APRA is continuing to ensure “institutions that are at the core of the financial system” are planning for a “range of scenarios” and can continue to operate in any situation. A number of large banks have accelerated contingency plans in the last week and are splitting offices into teams of two, with some employees forced to work remotely while others are on deck.
“The build-up of financial resilience in the system over recent years has meant that the system is well placed to ride out short term volatility in financial markets,” APRA chair Wayne Byres told parliament this week. “But obviously if there’s any longer term disruption that will require a fair bit of vigilance,” he said.
The Australian Securities & Investments Commission has said it is working with large institutions and the Australian Financial Markets Association to ensure markets remain open during the coronavirus outbreak.
ASIC Commissioner Cathie Armour has already met with the International of Securities Commissions to talk about “potential market impacts” while the regulator has also set up a working group to monitor the threat.
On Wednesday, CBA chief Matt Comyn sent a note to staff outlining the uncertain path forward through the coronavirus following the impact of the drought and bushfires, telling them the bank was working with health authorities to guard their safety.
CBA’s staff in China are working from home, while employees in its critical functions teams in Singapore are split, with half working from home and the other half in the office. Hong Kong employees are also mostly working from home. Across the whole bank, about 80 per cent of its employees are in the office.
By Wednesday night, Frydenberg joined a conference call with the International Monetary Fund, as it announced it was making $US50bn available for poorer countries to help them weather the crisis. The local sharemarket had just tumbled 1.7 per cent in a day, following Wall Street lower after the surprise US Fed rate cut.
That same evening, RBA deputy governor Guy Debelle had made the trip down to Canberra, where he warned politicians the central bank was almost out of monetary policy ammunition as the cash rate headed towards zero.
“We’ve got the capacity to reduce rates one more time,” Debelle said. “We have one interest rate cut left.” At that point, the central bank is expected to embark on a unconventional monetary policy program.

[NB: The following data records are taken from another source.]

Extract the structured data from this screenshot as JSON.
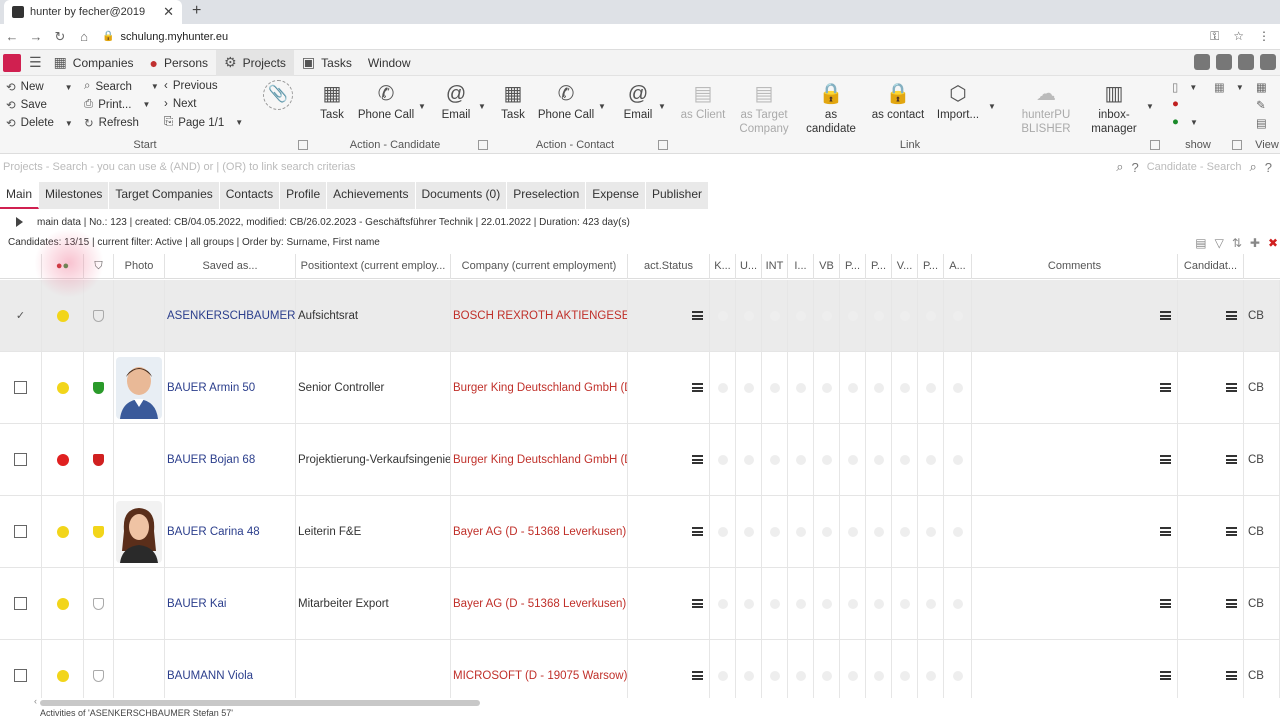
{
  "browser": {
    "tab_title": "hunter by fecher@2019",
    "url": "schulung.myhunter.eu"
  },
  "menu": {
    "items": [
      {
        "label": "Companies",
        "icon": "building-icon"
      },
      {
        "label": "Persons",
        "icon": "person-icon"
      },
      {
        "label": "Projects",
        "icon": "projects-icon"
      },
      {
        "label": "Tasks",
        "icon": "tasks-icon"
      },
      {
        "label": "Window",
        "icon": ""
      }
    ]
  },
  "ribbon": {
    "start": {
      "new": "New",
      "save": "Save",
      "delete": "Delete",
      "search": "Search",
      "print": "Print...",
      "refresh": "Refresh",
      "previous": "Previous",
      "next": "Next",
      "page": "Page 1/1",
      "label": "Start"
    },
    "action_candidate": {
      "task": "Task",
      "phone": "Phone Call",
      "email": "Email",
      "label": "Action - Candidate"
    },
    "action_contact": {
      "task": "Task",
      "phone": "Phone Call",
      "email": "Email",
      "label": "Action - Contact"
    },
    "link": {
      "as_client": "as Client",
      "as_target_1": "as Target",
      "as_target_2": "Company",
      "as_candidate_1": "as",
      "as_candidate_2": "candidate",
      "as_contact": "as contact",
      "import": "Import...",
      "label": "Link"
    },
    "extra": {
      "publisher_1": "hunterPU",
      "publisher_2": "BLISHER",
      "inbox_1": "inbox-",
      "inbox_2": "manager"
    },
    "show_label": "show",
    "view_label": "View"
  },
  "search": {
    "placeholder": "Projects - Search - you can use & (AND) or | (OR) to link search criterias",
    "candidate_placeholder": "Candidate - Search"
  },
  "subtabs": [
    "Main",
    "Milestones",
    "Target Companies",
    "Contacts",
    "Profile",
    "Achievements",
    "Documents (0)",
    "Preselection",
    "Expense",
    "Publisher"
  ],
  "info_line": "main data | No.: 123 | created: CB/04.05.2022, modified: CB/26.02.2023 - Geschäftsführer Technik | 22.01.2022 | Duration: 423 day(s)",
  "filter_line": "Candidates: 13/15 | current filter: Active | all groups | Order by: Surname, First name",
  "grid": {
    "headers": {
      "photo": "Photo",
      "saved_as": "Saved as...",
      "position": "Positiontext (current employ...",
      "company": "Company (current employment)",
      "status": "act.Status",
      "k": "K...",
      "u": "U...",
      "int": "INT",
      "i": "I...",
      "vb": "VB",
      "p1": "P...",
      "p2": "P...",
      "v": "V...",
      "p3": "P...",
      "a": "A...",
      "comments": "Comments",
      "candidate": "Candidat..."
    },
    "rows": [
      {
        "name": "ASENKERSCHBAUMER Ste",
        "position": "Aufsichtsrat",
        "company": "BOSCH REXROTH AKTIENGESELLSCH",
        "dot": "#f2d51a",
        "shield": "outline",
        "photo": "",
        "code": "CB",
        "selected": true
      },
      {
        "name": "BAUER Armin 50",
        "position": "Senior Controller",
        "company": "Burger King Deutschland GmbH (D -",
        "dot": "#f2d51a",
        "shield": "#2a9a2a",
        "photo": "male",
        "code": "CB",
        "selected": false
      },
      {
        "name": "BAUER Bojan 68",
        "position": "Projektierung-Verkaufsingenieur",
        "company": "Burger King Deutschland GmbH (D -",
        "dot": "#e02020",
        "shield": "#d02020",
        "photo": "",
        "code": "CB",
        "selected": false
      },
      {
        "name": "BAUER Carina 48",
        "position": "Leiterin F&E",
        "company": "Bayer AG (D - 51368 Leverkusen)",
        "dot": "#f2d51a",
        "shield": "#f2d51a",
        "photo": "female",
        "code": "CB",
        "selected": false
      },
      {
        "name": "BAUER Kai",
        "position": "Mitarbeiter Export",
        "company": "Bayer AG (D - 51368 Leverkusen)",
        "dot": "#f2d51a",
        "shield": "outline",
        "photo": "",
        "code": "CB",
        "selected": false
      },
      {
        "name": "BAUMANN Viola",
        "position": "",
        "company": "MICROSOFT (D - 19075 Warsow)",
        "dot": "#f2d51a",
        "shield": "outline",
        "photo": "",
        "code": "CB",
        "selected": false
      }
    ]
  },
  "footer": "Activities of 'ASENKERSCHBAUMER Stefan 57'"
}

By Thursday, the Treasurer was speaking to his state and territory counterparts on a phone hook-up, following meetings of the Expenditure Review Committee to discuss a stimulus program.
On Thursday, Standard & Poor’s credit analyst Anthony Walker warned state economies were vulnerable to the “negative effects of the widening COVID-19 epidemic”. Westpac economist Elliot Clarke on Friday said the risks associated with the virus were constantly evolving. “What was initially seen as a China-centric shock is now certainly a global concern,” Clarke said.